In a male dominated industry, women are shaking up Jacksonville's tattoo culture.
In the early 1900s, American tattooing began to take off, canvassing curious and daring bodies, seditious to the rigid status quo of Victorian life and fashion. As the medium’s artistry broadened through the 20th century, so did its audience. From well-travelled sailors to decorated war veterans, emboldened pinups to the blossoming out-crowd, by the early ‘70s, the industry had made its impression.
Jacksonville became home to some of the best shops in the world—and it still is. The River City welcomed revolutionary forefather artists and machinists, including the late Paul Rogers, one-part namesake of local ink-spot Inksmith & Rogers, who have several locations in the area. As the popularity of tattoos continues to soar in present-day Duval, access to the industry continues to open up as well: what was traditionally a boys club built on old school machismo now holds a strong female presence. Female artists who haven’t been behind the gun very long have already left a strong impact with some pretty formidable forever-pieces.
One such newcomer is Endia Evans, an apprentice whose monthly flash sheets have already awarded her a fully booked schedule and given her the determination to learn the tricks of the trade to build her ever-growing portfolio. But her journey took patience and persistence.
“I started watching YouTube videos to research tattooing and began looking for an apprenticeship at 15. I got denied, of course, and they told me to come back when I was older,” she said. “When I came back, they were still like, ‘no.’” This didn’t discourage Evans, who, five years later, landed her current apprenticeship under the tutelage of local tattoo-titan Myra Oh at her female-run Swan Studio. “My life hasn’t been the same since,” Evans said with a smile, “the best thing to happen to me.”
Just down the road from Evans, Chrissy Erhayel continues to hone her craft at Cloak and Dagger Tattoo and Fine Arts Gallery.

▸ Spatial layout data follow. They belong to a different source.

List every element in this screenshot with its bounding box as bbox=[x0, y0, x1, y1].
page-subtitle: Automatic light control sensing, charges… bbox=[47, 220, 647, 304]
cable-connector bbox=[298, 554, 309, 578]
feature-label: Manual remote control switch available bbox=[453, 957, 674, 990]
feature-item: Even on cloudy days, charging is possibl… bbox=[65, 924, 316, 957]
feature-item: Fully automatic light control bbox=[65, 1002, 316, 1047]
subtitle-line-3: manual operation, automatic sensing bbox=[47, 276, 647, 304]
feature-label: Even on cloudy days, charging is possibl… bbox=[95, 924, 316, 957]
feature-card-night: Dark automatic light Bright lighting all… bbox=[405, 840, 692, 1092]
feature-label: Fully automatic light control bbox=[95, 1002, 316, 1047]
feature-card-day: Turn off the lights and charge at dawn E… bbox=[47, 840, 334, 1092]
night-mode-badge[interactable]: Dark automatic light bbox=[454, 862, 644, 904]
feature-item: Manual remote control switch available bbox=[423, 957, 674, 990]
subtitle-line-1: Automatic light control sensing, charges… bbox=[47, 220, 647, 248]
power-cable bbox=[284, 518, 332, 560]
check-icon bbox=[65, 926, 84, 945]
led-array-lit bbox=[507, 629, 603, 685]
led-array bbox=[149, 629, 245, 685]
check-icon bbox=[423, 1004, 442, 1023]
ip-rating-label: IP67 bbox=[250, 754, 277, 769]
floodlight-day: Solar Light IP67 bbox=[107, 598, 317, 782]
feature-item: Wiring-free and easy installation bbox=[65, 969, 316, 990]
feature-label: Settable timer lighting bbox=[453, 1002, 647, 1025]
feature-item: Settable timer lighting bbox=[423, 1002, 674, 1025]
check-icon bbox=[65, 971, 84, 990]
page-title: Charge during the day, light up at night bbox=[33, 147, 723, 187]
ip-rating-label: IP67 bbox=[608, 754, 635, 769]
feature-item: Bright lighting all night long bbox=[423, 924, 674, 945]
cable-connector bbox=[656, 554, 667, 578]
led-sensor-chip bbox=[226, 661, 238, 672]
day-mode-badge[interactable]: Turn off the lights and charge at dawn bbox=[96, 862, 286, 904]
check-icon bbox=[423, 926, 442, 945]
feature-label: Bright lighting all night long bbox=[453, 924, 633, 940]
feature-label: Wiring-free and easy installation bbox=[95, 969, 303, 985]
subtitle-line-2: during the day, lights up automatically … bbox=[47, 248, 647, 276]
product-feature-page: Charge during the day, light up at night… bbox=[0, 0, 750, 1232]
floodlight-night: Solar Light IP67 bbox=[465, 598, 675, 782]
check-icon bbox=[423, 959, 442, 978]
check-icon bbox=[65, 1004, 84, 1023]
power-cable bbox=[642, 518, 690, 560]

For nearly two years, Erhayel has been providing her clients with captivating pieces across a broad spectrum of art styles, ranging from American traditional to pointillism.
“Because I’m a tattooer, I don’t want to pigeonhole myself into a particular style, so I’m always trying new stuff. When I first started, I was very heavy into illustration, and I had to modify my style a little bit to include bold lines and color,” she said. Before becoming a tattoo artist, Erhayel obtained a fine arts degree from UNF and struggled to find a job in her field. A diligent and vibrant renaissance woman of sorts, Erhayel also worked in fine dining and as a violin teacher (the latter of which she still does) until she eventually realized her calling. “Thanks to Tumblr, I started doing tattoo-style illustrations and kind of developed my own style from there. Then, I found an apprenticeship,” she said.
As both women continue to develop their own styles of tattooing, they have also navigated varying levels of sexism that linger in the industry. Do women still have difficulty obtaining tattooing jobs—on the basis of being a woman? “One hundred percent, oh yeah,” Erhayel said. “One half of it was being denied by men, and the other half was having a college education: A lot of old school artists resent that.” Evans corroborated: “When I was looking for an apprenticeship, a lot of guys turned me down or made it hard for me.”
Despite biases against them, the exponential growth of women joining the industry is undeniable—and they’re booking more appointments than ever. Whether it’s their artistry or their ability to make clients feel comfortable, there’s been a higher demand to be tattooed by a female artist in the last decade.
“Just generally speaking, women tend to be less skeezy and judgmental. I feel like, at the end of the day, some people feel more comfortable being tattooed by a woman,” Erhayel noted, as both a client and an artist.
Allowing room for women and their clients in the industry marks a significant stride in both dismantling gendered-gatekeeping by male artists and promoting equity as a whole.
“It’s amazing,” said Evans. “We’re continuing to pave the way for the future generation of women.”
For those who work behind the gun, be sure to support the women who are trailblazing the field, a field that’s future is female, signed in ink and freehanding a coverup for troubled tradition.